Monday 21 May 2018

Highly Problematic Stance on Fake "Antivaxx" Authorship By the Indian Journal of Medical Ethics


It is a recognised challenge of my research field, bioethics, to include and empower researchers and institutions from low- and midlle-resource settings. Since a few years, the leading journal of Bioethics, runs the side journal Developing World Bioethics to address this issue, and over the past few years a number of journals have appeared, based at institutions outside of the most affluent parts of the world with a natural focus on bioethical issue of relevance to such settings, as well as global health related issues. One of these is the Indian Journal of Medical Ethics, that has quickly been rising in the ranks and attracting respect for its consistent work.

However, very recently the IJME has been dragged into potential scandal. First, the editor, Amar Jesani, decided to publish an article by a fake author, claiming fake credentials and affiliations, of an obvious antivaxx junk article of the sort that antivaxxers – just like tobacco-industry sponsored scientists used to do regarding the dangers of smoking – are constantly trying to peddle to various journals to create an image of "scientific controversy" around the use of vaccines to fight infectious disease and build public health. The fakes were all very easy to detect, and already the fact that the "author" was not using the email-domain of, and has no profile at the webpages of, the institution (Karolinska Institutet) to which he claimed affiliation should have rung immediate alarm-bells. But then, when this is pointed out, and the journal is alerted to this research fraud, the editor Amar Jesani decides not to retract the article! Instead, the editor appears to have decided to trust the author's obviously bogus explanations for his (?) fraud, and to attempt to counter a, to my mind, quite sound statement on the matter from the Karolinska Institutet president, Ole-Petter Ottersen.

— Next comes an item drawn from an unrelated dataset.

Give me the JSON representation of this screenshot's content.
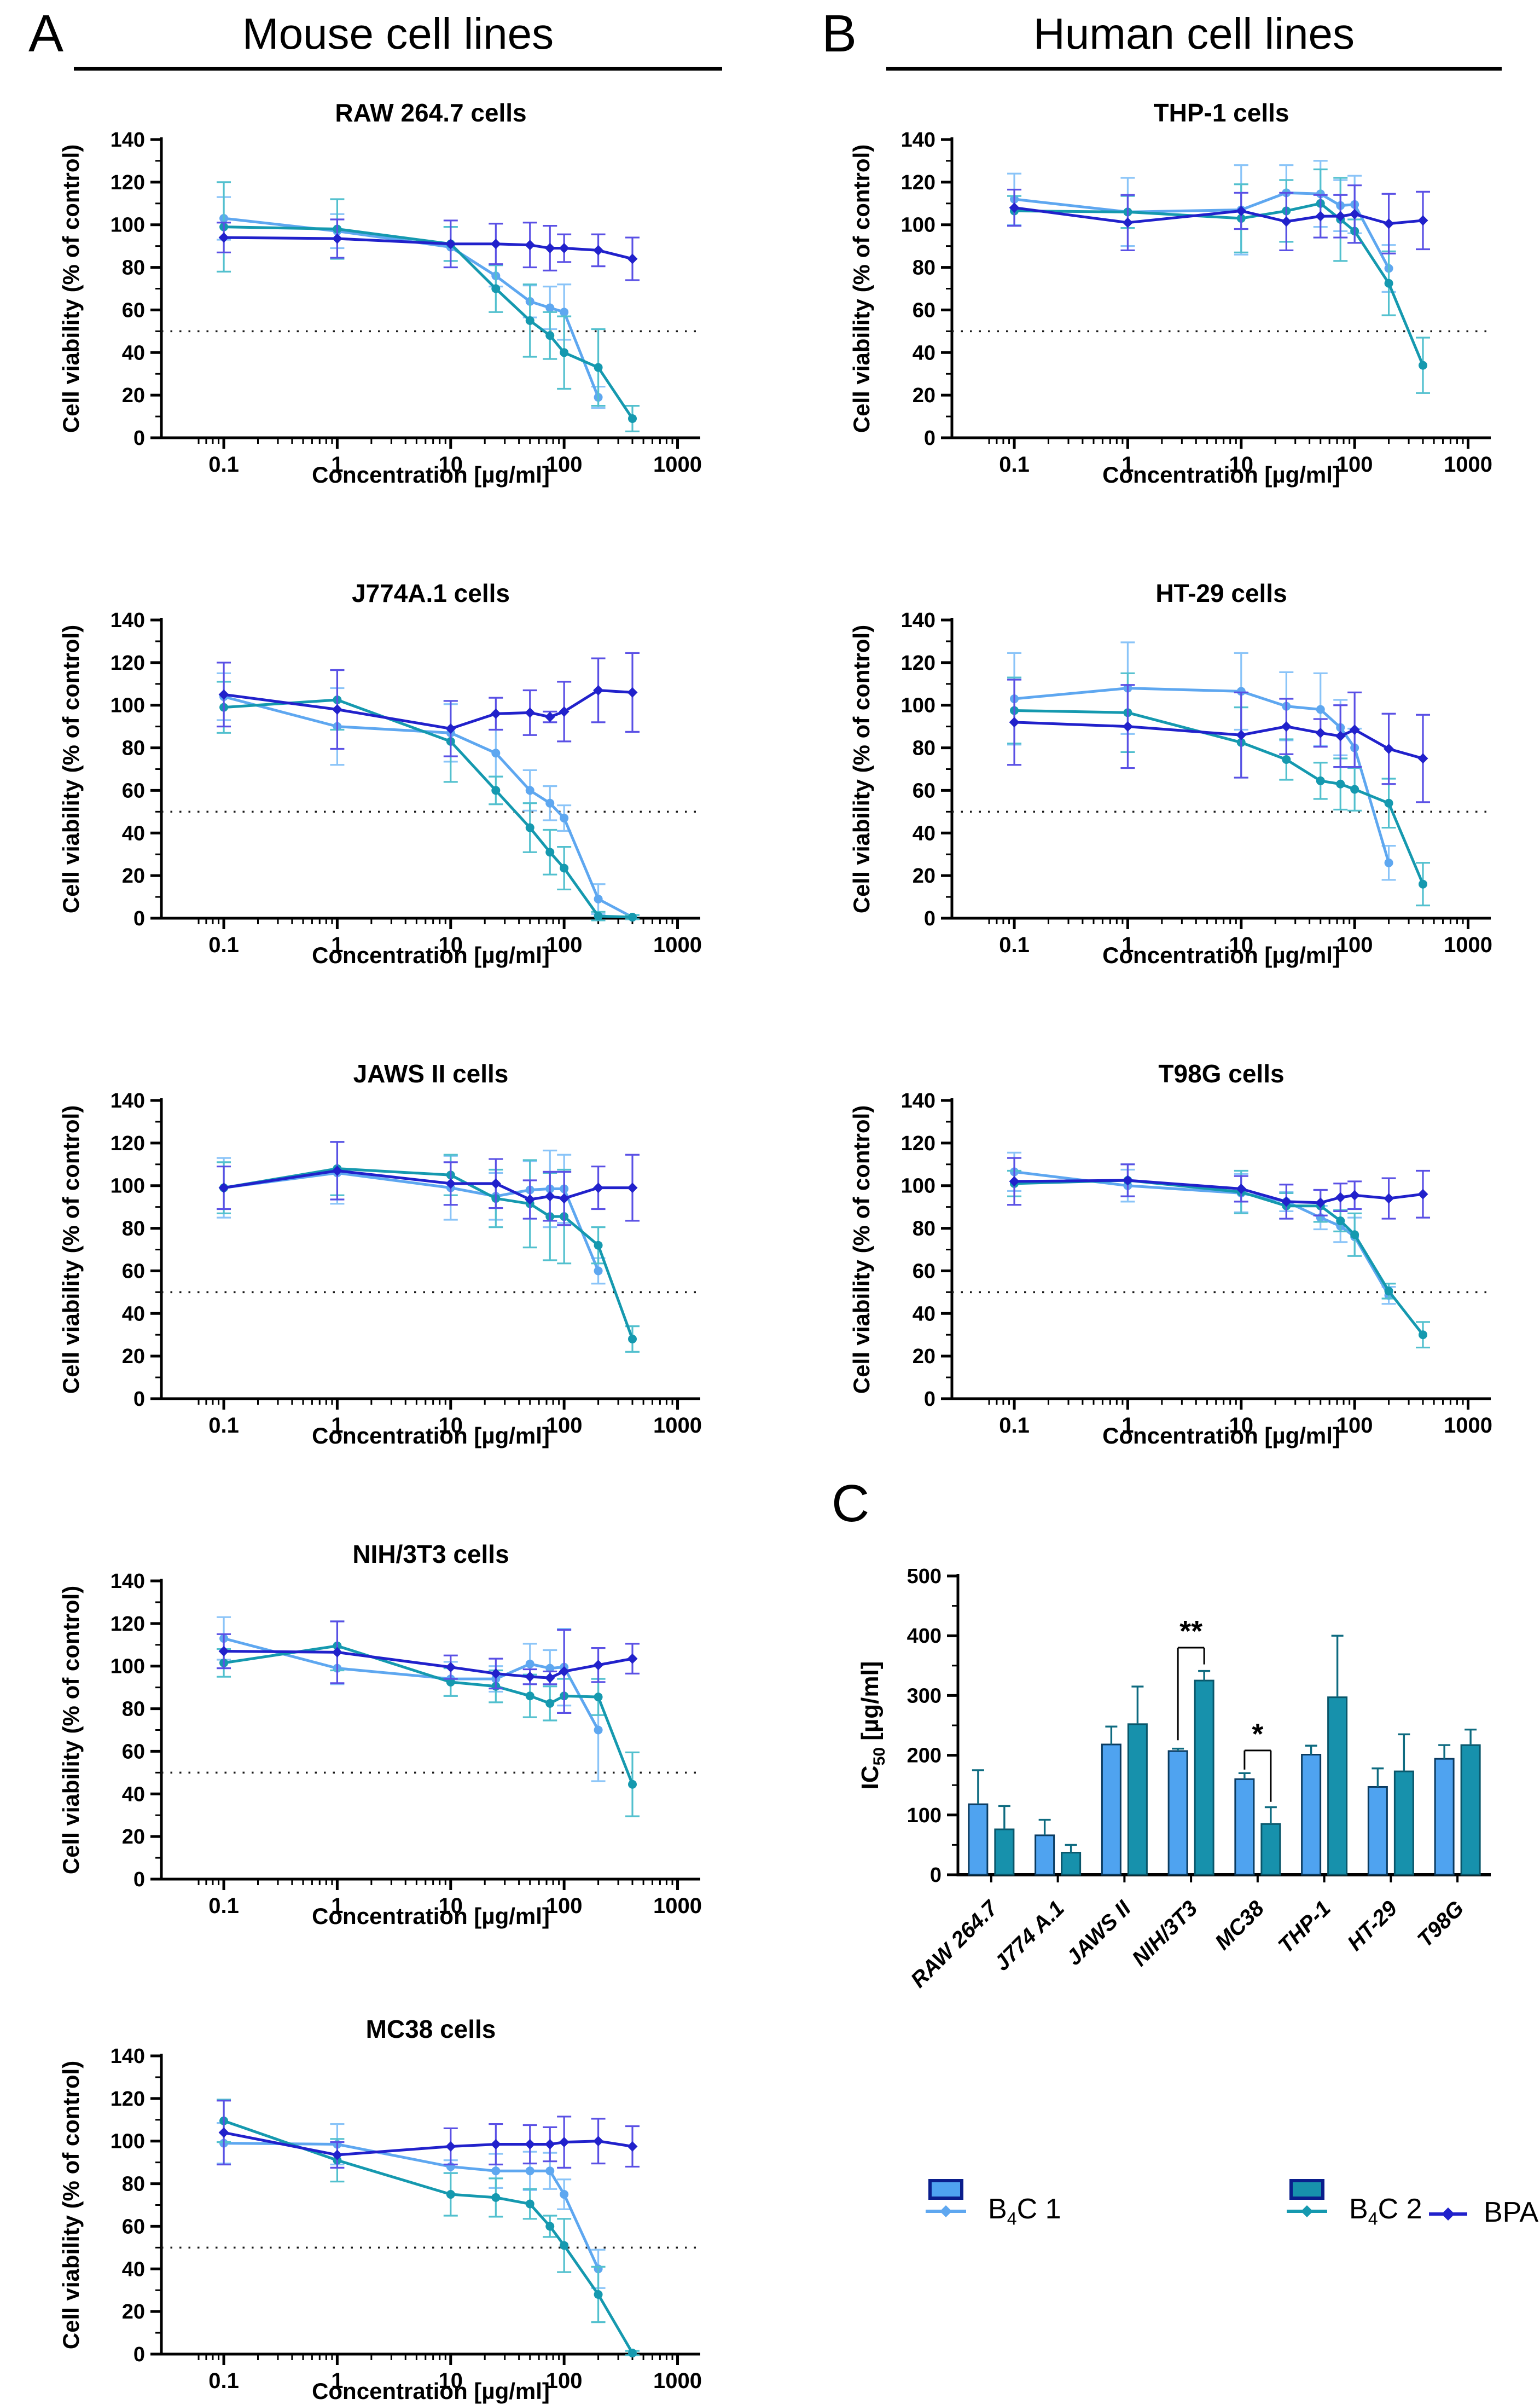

The bogus explanations and Jesani's expression of sympathy with them, and Ottersen's stringent response, is to be found here. This very surprising and ill-conceived action of Jesani is potentially extremely damaging for the IJME, and in effect risks to soil the reputation of the entire field of bioethics. The fake author's attempt at justifying the fraud is that he/she has to be anonymous to protect him-/herself from persecution for unpopular views. This, of course, is not even worth the scrap of paper it was scribbled on. The real role of the fraud is to block any investigation into conflicts of interests (the antivaxx movement is nowadays a flourishing industry of quackery), other activities of the author that would undermine confidence in the article's content, and the fact the author lied to the editor, and offered the explanation only in retrospect when the scam had been uncovered should, of course, mean that the editor should have no trust in what the author is claiming. This is a proven fraudster, and should be treated as such. Just as authors lying about ethics approval should have their papers taken out, authors who lie about other things of relevance to the evaluation and assessment of the research have their papers removed. As Ottersen says in his second blog post: an editor of an ethics journal should know this. The editorial board of the journal should immediately and strongly recommend its editor, who has obviously let his personal prestige lead him astray in this matter, to revise his position and act according to the high publication ethical standards expected of a bioethics journal that aspires to be well regarded.

Let me, lastly, comment on the possible need for author anonymity for research articles. The afterconstructed reason brough forward by the fake author and that Jesani surprisingly buys, is the idea that is often practices within news reporting. Where, eg., a newspaper may protect sources by keeping them confidential. However, that also means that whatever story is built on this, needs to present suffient additional public evidence, that is open for scrutiny, in order to compensate for the loss of control following source anonymity. This has not taken place in the case of the fraudulent article. Also, the whole spinn about author/source confidentiality is obviously a lie in the present case: Had the author had any such plan, he/she would have honestly and openly contacted the IJME editor about it, and Jesani could have pondered - bringing in the editorial board - the issue. Had they decided to approve such a request, this would have brought with it extraordinarily strong obligations to check the author credibility, CoI, etc. This is not what occurred, however. What occurred is that a con-man defrauded the journal, and the journal editor then decides, against any common sense, to trust said con-man. Unbelievable!